Models generated successfully: /path/to/your/project/models.py
File formatted successfully: /path/to/your/project/models.py
This will generate models with direct "model_" prefixed fields:
class ModelTestItemsBaseSchema(CustomModel):
"""ModelTestItems Base Schema."""
model_config = ConfigDict(protected_namespaces=())
# Primary Keys
id: int
# Columns
created_at: datetime.datetime | None = Field(default=None)
model_id: UUID4 | None = Field(default=None)
model_type: str | None = Field(default=None)

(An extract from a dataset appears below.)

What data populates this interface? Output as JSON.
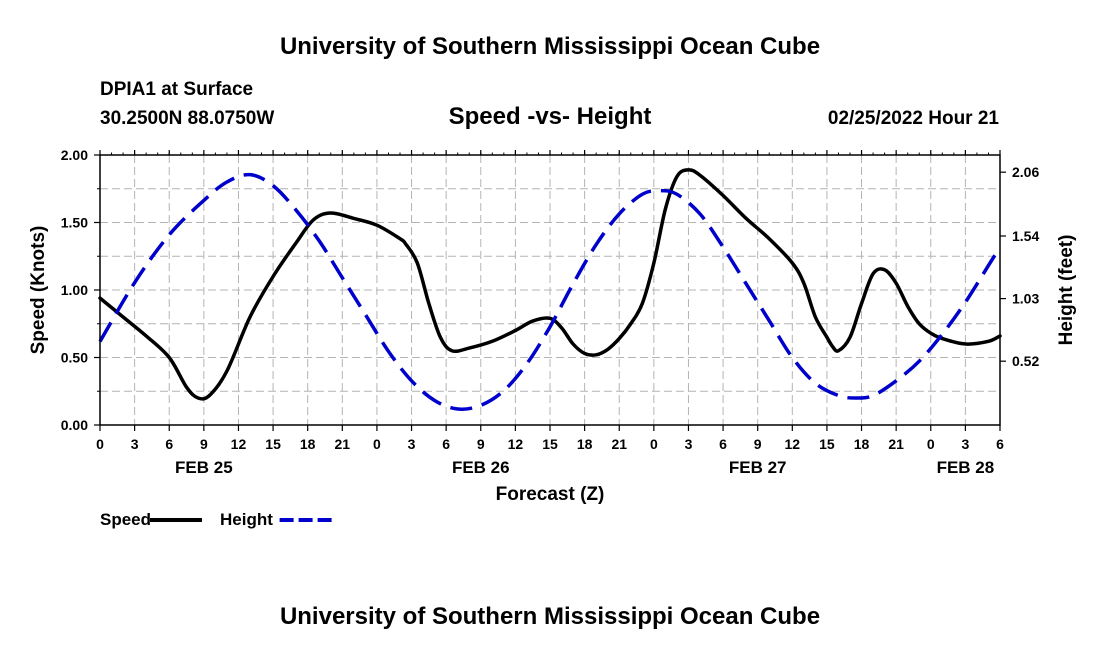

model_version: str | None = Field(default=None)
name: str
updated_at: datetime.datetime | None = Field(default=None)
Usage Differences¶
With Default Behavior¶
When using the default models, you need to use the aliased field names:
from models import ModelTestItemsBaseSchema
# Creating an instance
item = ModelTestItemsBaseSchema(
id=1,
name="Test Item",
field_model_type="product", # Use the prefixed field name
field_model_version="v1.0",
field_model_id="123e4567-e89b-12d3-a456-426614174000"
)
# But when serializing to JSON, the original column names are used
print(item.model_dump(by_alias=True))
# {'id': 1, 'name': 'Test Item', 'model_type': 'product', 'model_version': 'v1.0', 'model_id': '123e4567-e89b-12d3-a456-426614174000', ...}
With Protection Disabled¶
With protection disabled, you can use the original column names directly:
from models import ModelTestItemsBaseSchema
# Creating an instance
item = ModelTestItemsBaseSchema(
id=1,
name="Test Item",
model_type="product", # Use the original column name
model_version="v1.0",
model_id="123e4567-e89b-12d3-a456-426614174000"
)
# Serializing to JSON uses the same names
print(item.model_dump())
# {'id': 1, 'name': 'Test Item', 'model_type': 'product', 'model_version': 'v1.0', 'model_id': '123e4567-e89b-12d3-a456-426614174000', ...}
When to Use This Option¶
Consider using this option when:
- You are working with machine learning models where fields like
model_id
,model_version
, andmodel_type
are common and meaningful - You're building data science applications that need to track model lineage, versioning, and metadata
- You have automated processes that need field names to match database column names exactly
- You're using tools that don't handle aliases well
- You need to serialize/deserialize models with original field names
- You're integrating with external systems that expect specific field names
Keep the default behavior when:
- You want to adhere to Pydantic's recommended practices
- You need maximum compatibility with various Pydantic versions
- Your field naming can be flexible
Clean Up¶
Remove Test Database Objects¶
When done testing, you can clean up your database:
-- Cleanup script for testing model prefix protection feature
-- Drop the view first
DROP VIEW IF EXISTS model_test_items_view;
-- Drop the table and all dependent objects
DROP TABLE IF EXISTS model_test_items CASCADE;
-- If you created any additional objects, drop them here
-- DROP TYPE IF EXISTS your_custom_type;
-- DROP FUNCTION IF EXISTS your_custom_function();
To run this cleanup script:
References¶
These resources provide more information about Pydantic's protected namespaces feature and the reasoning behind it:
- Pydantic Documentation: Protected Namespaces - Official documentation explaining Pydantic's protected namespaces feature and how to configure them.
- Pydantic GitHub Issue #9427 - Discussion about the model_ prefix protection in Pydantic v2 and its impact on users migrating from v1.